Require SLSA provenance: Generate SLSA Build Level 2 provenance for internal packages using GitHub Actions or your CI/CD platform. Verify provenance on consumed packages using slsa-verifier before installation. Reject packages without provenance from critical dependencies.
Pin dependencies with hash verification: Replace version ranges in package.json with exact versions. Generate and commit package-lock.json or yarn.lock files. Configure your package manager to verify cryptographic hashes before installation:
npm config set package-lock true
npm config set package-lock-only true
Monitor shell profile modifications: Alert when .bashrc, .zshrc, or scheduled tasks change on developer workstations and CI/CD runners. These are common persistence mechanisms. Tools like osquery or Wazuh can detect unauthorized modifications.

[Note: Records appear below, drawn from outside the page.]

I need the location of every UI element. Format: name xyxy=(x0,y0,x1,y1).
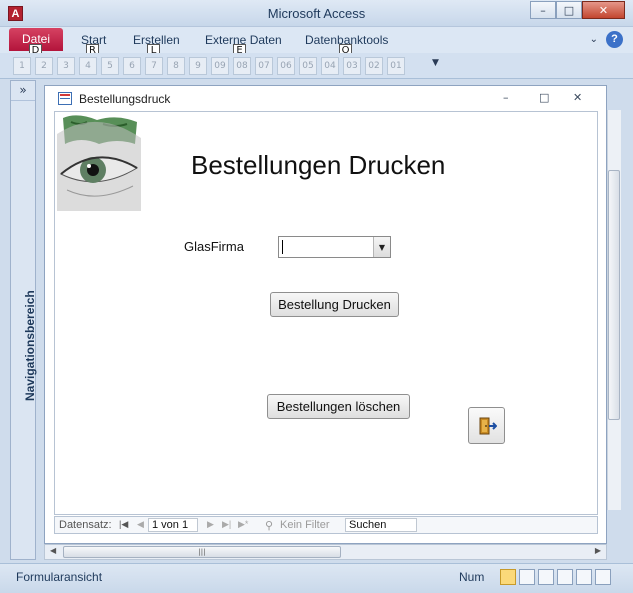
quick-access-item[interactable]: 03 xyxy=(343,57,361,75)
chevron-down-icon[interactable]: ⌄ xyxy=(590,34,598,45)
quick-access-item[interactable]: 1 xyxy=(13,57,31,75)
eye-world-logo xyxy=(57,114,141,211)
record-navigation-bar: Datensatz: |◀ ◀ 1 von 1 ▶ ▶| ▶* ⚲ Kein F… xyxy=(54,516,598,534)
previous-record-icon[interactable]: ◀ xyxy=(137,519,144,530)
close-button[interactable]: ✕ xyxy=(582,1,625,19)
form-icon xyxy=(58,92,72,105)
quick-access-item[interactable]: 06 xyxy=(277,57,295,75)
glasfirma-label: GlasFirma xyxy=(184,239,244,254)
quick-access-item[interactable]: 02 xyxy=(365,57,383,75)
next-record-icon[interactable]: ▶ xyxy=(207,519,214,530)
minimize-button[interactable]: – xyxy=(530,1,556,19)
form-view-icon[interactable] xyxy=(500,569,516,585)
delete-orders-button[interactable]: Bestellungen löschen xyxy=(267,394,410,419)
pivot-table-view-icon[interactable] xyxy=(538,569,554,585)
pivot-chart-view-icon[interactable] xyxy=(557,569,573,585)
print-order-button[interactable]: Bestellung Drucken xyxy=(270,292,399,317)
new-record-icon[interactable]: ▶* xyxy=(238,519,248,530)
num-lock-indicator: Num xyxy=(459,570,485,584)
last-record-icon[interactable]: ▶| xyxy=(222,519,231,530)
datasheet-view-icon[interactable] xyxy=(519,569,535,585)
view-mode-status: Formularansicht xyxy=(16,570,103,584)
filter-icon[interactable]: ⚲ xyxy=(265,519,273,532)
quick-access-item[interactable]: 6 xyxy=(123,57,141,75)
record-label: Datensatz: xyxy=(59,519,112,531)
form-title-bar: Bestellungsdruck – □ ✕ xyxy=(45,86,606,110)
status-bar: Formularansicht Num xyxy=(0,563,633,593)
quick-access-item[interactable]: 04 xyxy=(321,57,339,75)
form-window: Bestellungsdruck – □ ✕ Bestellungen Druc… xyxy=(44,85,607,544)
quick-access-item[interactable]: 3 xyxy=(57,57,75,75)
horizontal-scrollbar[interactable]: ◀ ||| ▶ xyxy=(44,544,607,560)
quick-access-item[interactable]: 07 xyxy=(255,57,273,75)
chevron-down-icon[interactable]: ▼ xyxy=(373,237,390,257)
search-input[interactable]: Suchen xyxy=(345,518,417,532)
scroll-left-icon[interactable]: ◀ xyxy=(50,546,56,555)
layout-view-icon[interactable] xyxy=(576,569,592,585)
nav-pane-toggle[interactable]: » xyxy=(11,81,35,101)
quick-access-item[interactable]: 09 xyxy=(211,57,229,75)
vertical-scrollbar[interactable] xyxy=(607,110,621,540)
quick-access-item[interactable]: 05 xyxy=(299,57,317,75)
filter-status[interactable]: Kein Filter xyxy=(280,519,330,531)
glasfirma-combobox[interactable]: ▼ xyxy=(278,236,391,258)
quick-access-item[interactable]: 5 xyxy=(101,57,119,75)
help-icon[interactable]: ? xyxy=(606,31,623,48)
form-maximize-button[interactable]: □ xyxy=(539,91,549,104)
scroll-right-icon[interactable]: ▶ xyxy=(595,546,601,555)
maximize-button[interactable]: □ xyxy=(556,1,582,19)
quick-access-item[interactable]: 08 xyxy=(233,57,251,75)
quick-access-item[interactable]: 4 xyxy=(79,57,97,75)
form-minimize-button[interactable]: – xyxy=(503,91,509,104)
window-controls: – □ ✕ xyxy=(530,1,625,19)
nav-pane-label[interactable]: Navigationsbereich xyxy=(23,290,37,401)
design-view-icon[interactable] xyxy=(595,569,611,585)
form-body: Bestellungen Drucken GlasFirma ▼ Bestell… xyxy=(54,111,598,515)
quick-access-item[interactable]: 01 xyxy=(387,57,405,75)
quick-access-item[interactable]: 8 xyxy=(167,57,185,75)
text-caret xyxy=(282,240,283,254)
quick-access-item[interactable]: 7 xyxy=(145,57,163,75)
form-close-button[interactable]: ✕ xyxy=(573,91,582,104)
ribbon-tabs: Datei D Start R Erstellen L Externe Date… xyxy=(0,27,633,58)
exit-door-icon[interactable] xyxy=(468,407,505,444)
navigation-pane: » Navigationsbereich xyxy=(10,80,37,560)
ribbon-right-controls: ⌄ ? xyxy=(590,31,623,48)
quick-access-more-icon[interactable]: ▼ xyxy=(432,58,439,68)
record-position-field[interactable]: 1 von 1 xyxy=(148,518,198,532)
form-window-title: Bestellungsdruck xyxy=(79,92,171,106)
quick-access-toolbar: 1 2 3 4 5 6 7 8 9 09 08 07 06 05 04 03 02 01 ▼ xyxy=(0,53,633,79)
form-heading: Bestellungen Drucken xyxy=(191,150,446,180)
quick-access-item[interactable]: 9 xyxy=(189,57,207,75)
quick-access-item[interactable]: 2 xyxy=(35,57,53,75)
vertical-scroll-thumb[interactable] xyxy=(608,170,620,420)
horizontal-scroll-thumb[interactable]: ||| xyxy=(63,546,341,558)
title-bar: A Microsoft Access – □ ✕ xyxy=(0,0,633,27)
first-record-icon[interactable]: |◀ xyxy=(119,519,128,530)
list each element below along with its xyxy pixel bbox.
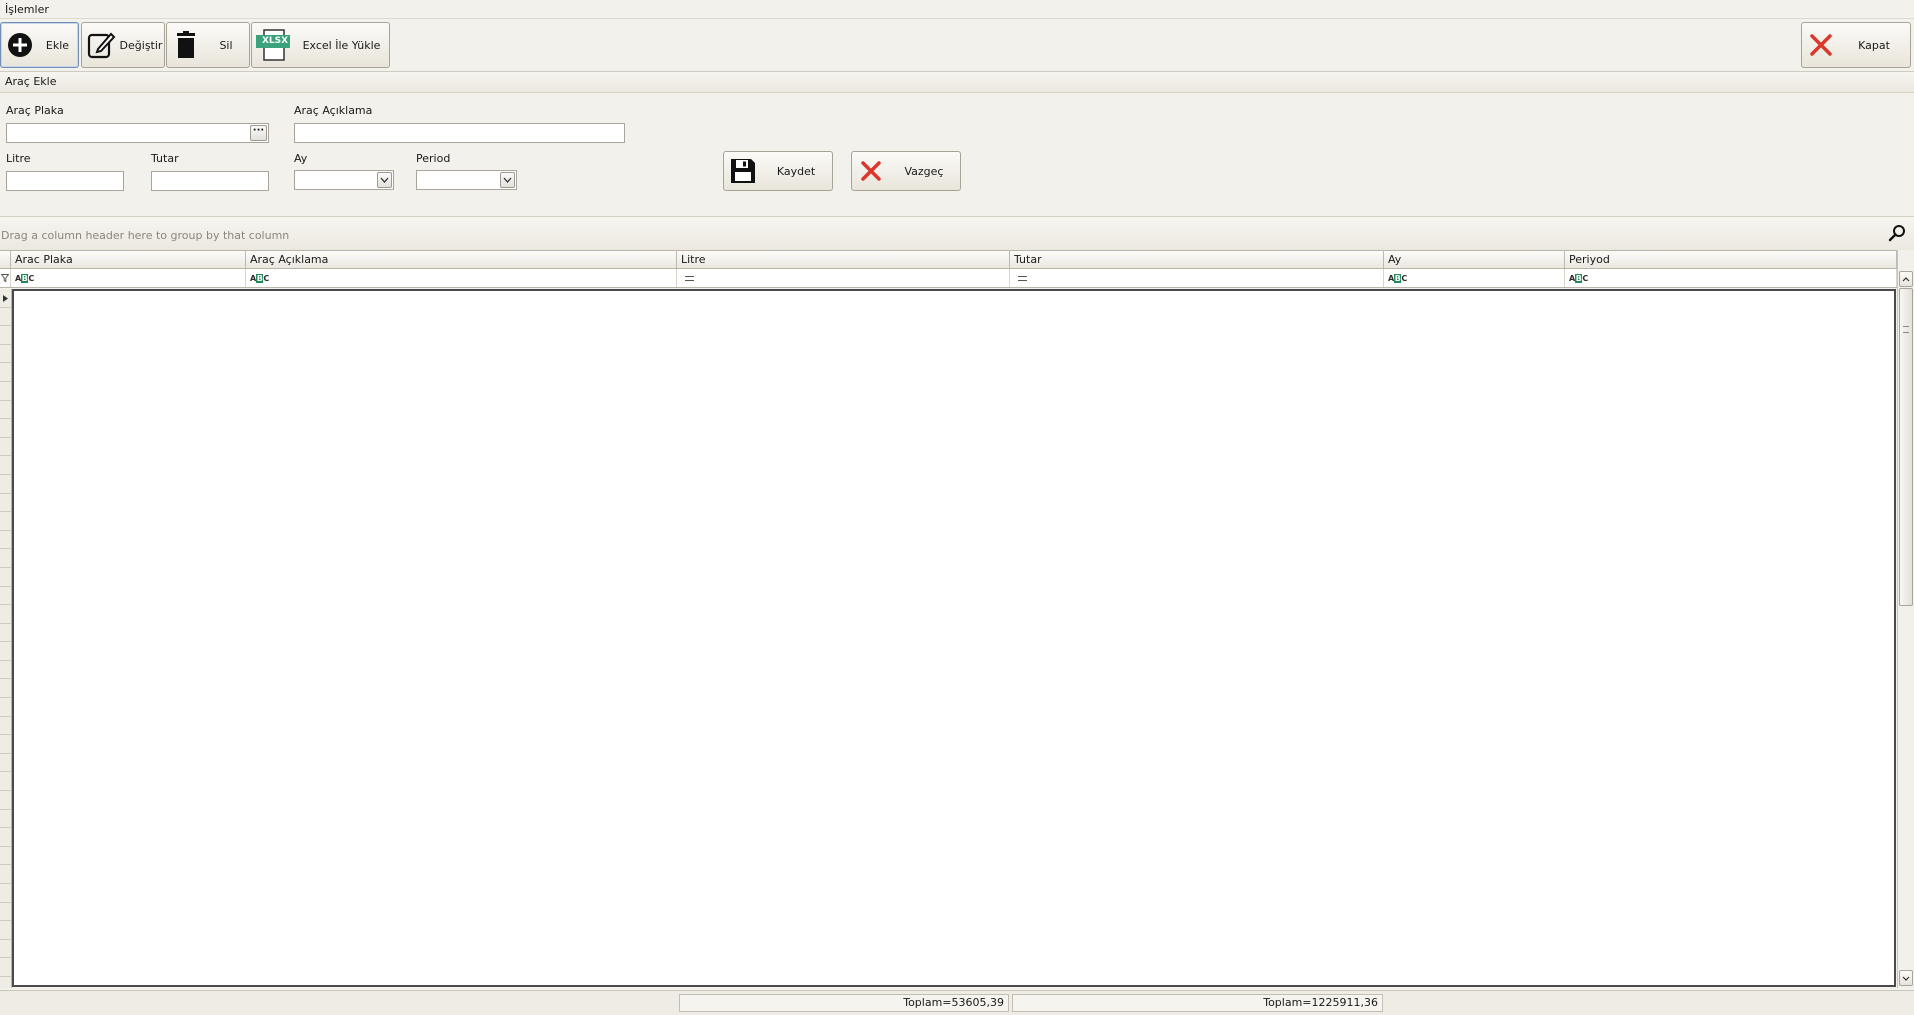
filter-cell-amount[interactable] [1010, 269, 1384, 287]
scroll-down-button[interactable] [1899, 970, 1913, 986]
filter-cell-plate[interactable]: ABC [11, 269, 246, 287]
form-section-title: Araç Ekle [5, 75, 57, 88]
edit-icon [84, 28, 118, 62]
liter-input[interactable] [6, 171, 124, 191]
close-button[interactable]: Kapat [1801, 22, 1911, 68]
scroll-up-button[interactable] [1899, 271, 1913, 287]
filter-cell-liter[interactable] [677, 269, 1010, 287]
menu-islemler[interactable]: İşlemler [5, 3, 49, 16]
column-header-description[interactable]: Araç Açıklama [246, 251, 677, 268]
filter-cell-period[interactable]: ABC [1565, 269, 1897, 287]
filter-cell-month[interactable]: ABC [1384, 269, 1565, 287]
add-button-label: Ekle [45, 38, 70, 52]
close-icon [1804, 28, 1838, 62]
cancel-button[interactable]: Vazgeç [851, 151, 961, 191]
column-header-month[interactable]: Ay [1384, 251, 1565, 268]
column-header-period[interactable]: Periyod [1565, 251, 1897, 268]
save-button[interactable]: Kaydet [723, 151, 833, 191]
chevron-down-icon[interactable] [377, 172, 392, 188]
column-header-plate[interactable]: Arac Plaka [11, 251, 246, 268]
group-by-hint: Drag a column header here to group by th… [1, 229, 290, 242]
total-liter: Toplam=53605,39 [679, 994, 1009, 1012]
form-section-header: Araç Ekle [0, 72, 1914, 93]
scroll-thumb[interactable] [1899, 288, 1913, 606]
plate-lookup-button[interactable]: ··· [250, 125, 267, 141]
equals-filter-icon [1018, 275, 1027, 281]
total-amount: Toplam=1225911,36 [1012, 994, 1383, 1012]
excel-import-button[interactable]: XLSX Excel İle Yükle [251, 22, 390, 68]
excel-icon: XLSX [254, 28, 294, 62]
excel-import-label: Excel İle Yükle [302, 38, 381, 52]
filter-cell-description[interactable]: ABC [246, 269, 677, 287]
filter-icon[interactable] [0, 269, 11, 287]
plate-label: Araç Plaka [6, 104, 64, 117]
description-label: Araç Açıklama [294, 104, 373, 117]
vertical-scrollbar[interactable] [1897, 250, 1914, 988]
grid-corner [0, 251, 11, 268]
column-header-amount[interactable]: Tutar [1010, 251, 1384, 268]
trash-icon [169, 28, 203, 62]
cancel-button-label: Vazgeç [904, 164, 944, 178]
filter-row: ABC ABC ABC ABC [0, 269, 1897, 288]
grid-footer: Toplam=53605,39 Toplam=1225911,36 [0, 990, 1914, 1015]
text-filter-icon: ABC [1388, 273, 1407, 283]
description-input[interactable] [294, 123, 625, 143]
chevron-down-icon[interactable] [500, 172, 515, 188]
month-label: Ay [294, 152, 308, 165]
amount-label: Tutar [151, 152, 179, 165]
text-filter-icon: ABC [1569, 273, 1588, 283]
period-select[interactable] [416, 170, 517, 190]
edit-button[interactable]: Değiştir [81, 22, 165, 68]
period-label: Period [416, 152, 451, 165]
column-header-liter[interactable]: Litre [677, 251, 1010, 268]
save-icon [726, 154, 760, 188]
search-icon[interactable] [1888, 224, 1906, 245]
add-button[interactable]: Ekle [0, 22, 79, 68]
toolbar: Ekle Değiştir Sil XLSX Excel İle Yükle K… [0, 18, 1914, 72]
text-filter-icon: ABC [250, 273, 269, 283]
save-button-label: Kaydet [776, 164, 816, 178]
grid-header-row: Arac Plaka Araç Açıklama Litre Tutar Ay … [0, 250, 1897, 269]
equals-filter-icon [685, 275, 694, 281]
close-icon [854, 154, 888, 188]
delete-button-label: Sil [219, 38, 233, 52]
edit-button-label: Değiştir [119, 38, 163, 52]
plate-input[interactable]: ··· [6, 123, 269, 143]
plus-circle-icon [3, 28, 37, 62]
amount-input[interactable] [151, 171, 269, 191]
month-select[interactable] [294, 170, 394, 190]
close-button-label: Kapat [1858, 38, 1890, 52]
text-filter-icon: ABC [15, 273, 34, 283]
excel-badge: XLSX [261, 36, 289, 46]
liter-label: Litre [6, 152, 31, 165]
grid-body[interactable] [12, 289, 1896, 987]
group-by-panel[interactable]: Drag a column header here to group by th… [0, 216, 1914, 252]
delete-button[interactable]: Sil [166, 22, 250, 68]
current-row-indicator [0, 289, 11, 308]
row-indicator-column [0, 289, 12, 988]
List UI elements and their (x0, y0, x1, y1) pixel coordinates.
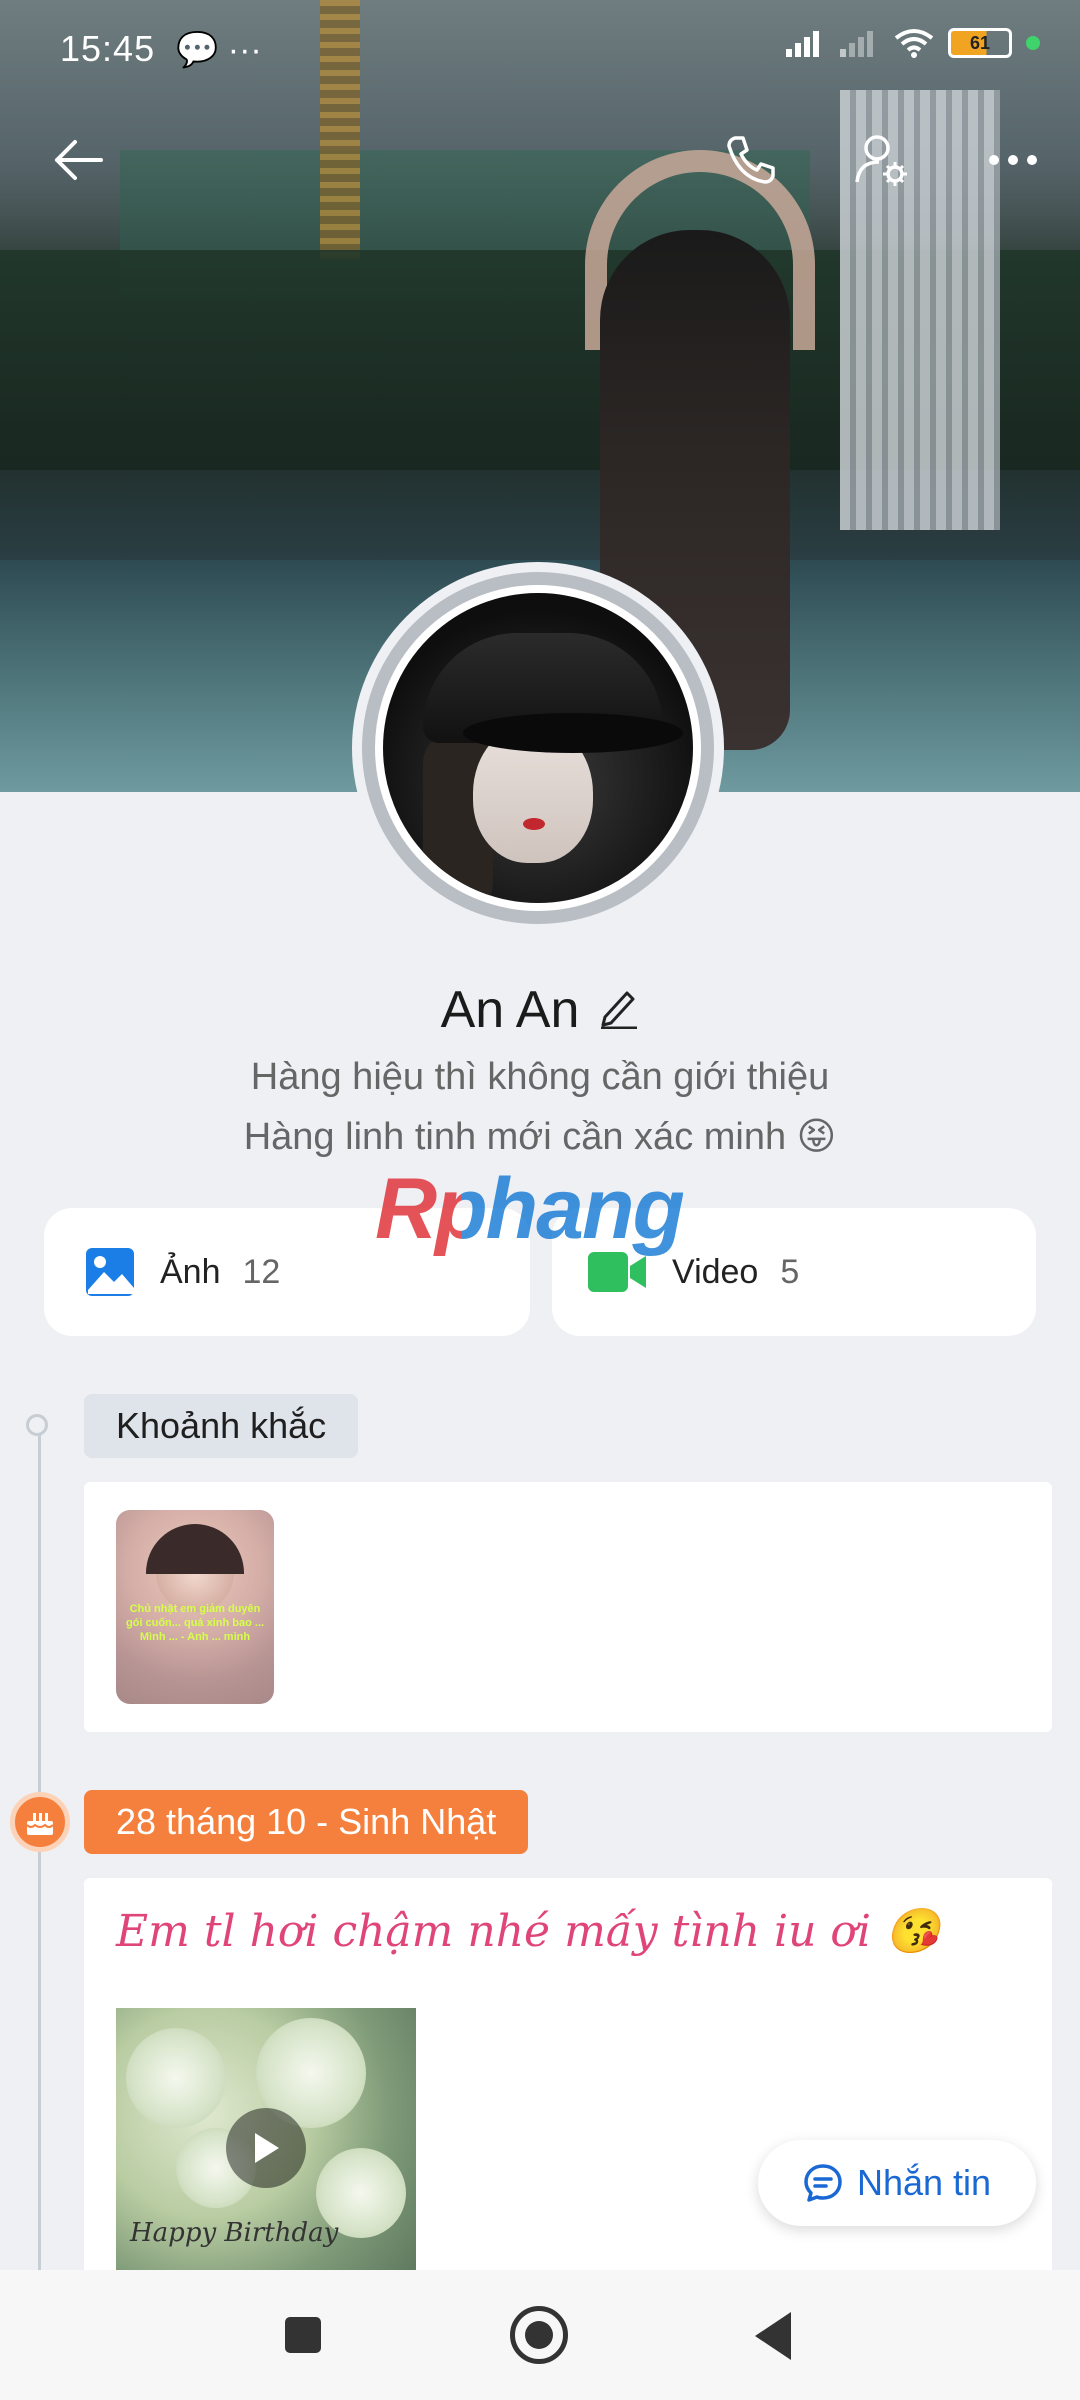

Verify signing identities: Don't just check that an artifact is signed -- verify the signing identity matches your allowlist. Sigstore's transparency log lets you query who signed an artifact. A valid signature from an unknown identity should fail your checks.
Audit your npm dependency tree: Run npm audit and npm ls to identify packages from compromised maintainers. Check the last publish date -- packages that haven't been updated in years suddenly releasing new versions warrant investigation.
Segment CI/CD credentials: Your CI/CD runners should not have credentials that can push to production registries. Use separate credentials for build (read-only registry access) and publish (write access) stages. Require human approval between stages.
The Miasma attack succeeded because multiple defensive layers failed simultaneously. Stolen credentials went undetected, malicious code bypassed signing verification, and persistence mechanisms evaded monitoring. Your supply chain security is only as strong as your weakest verification point.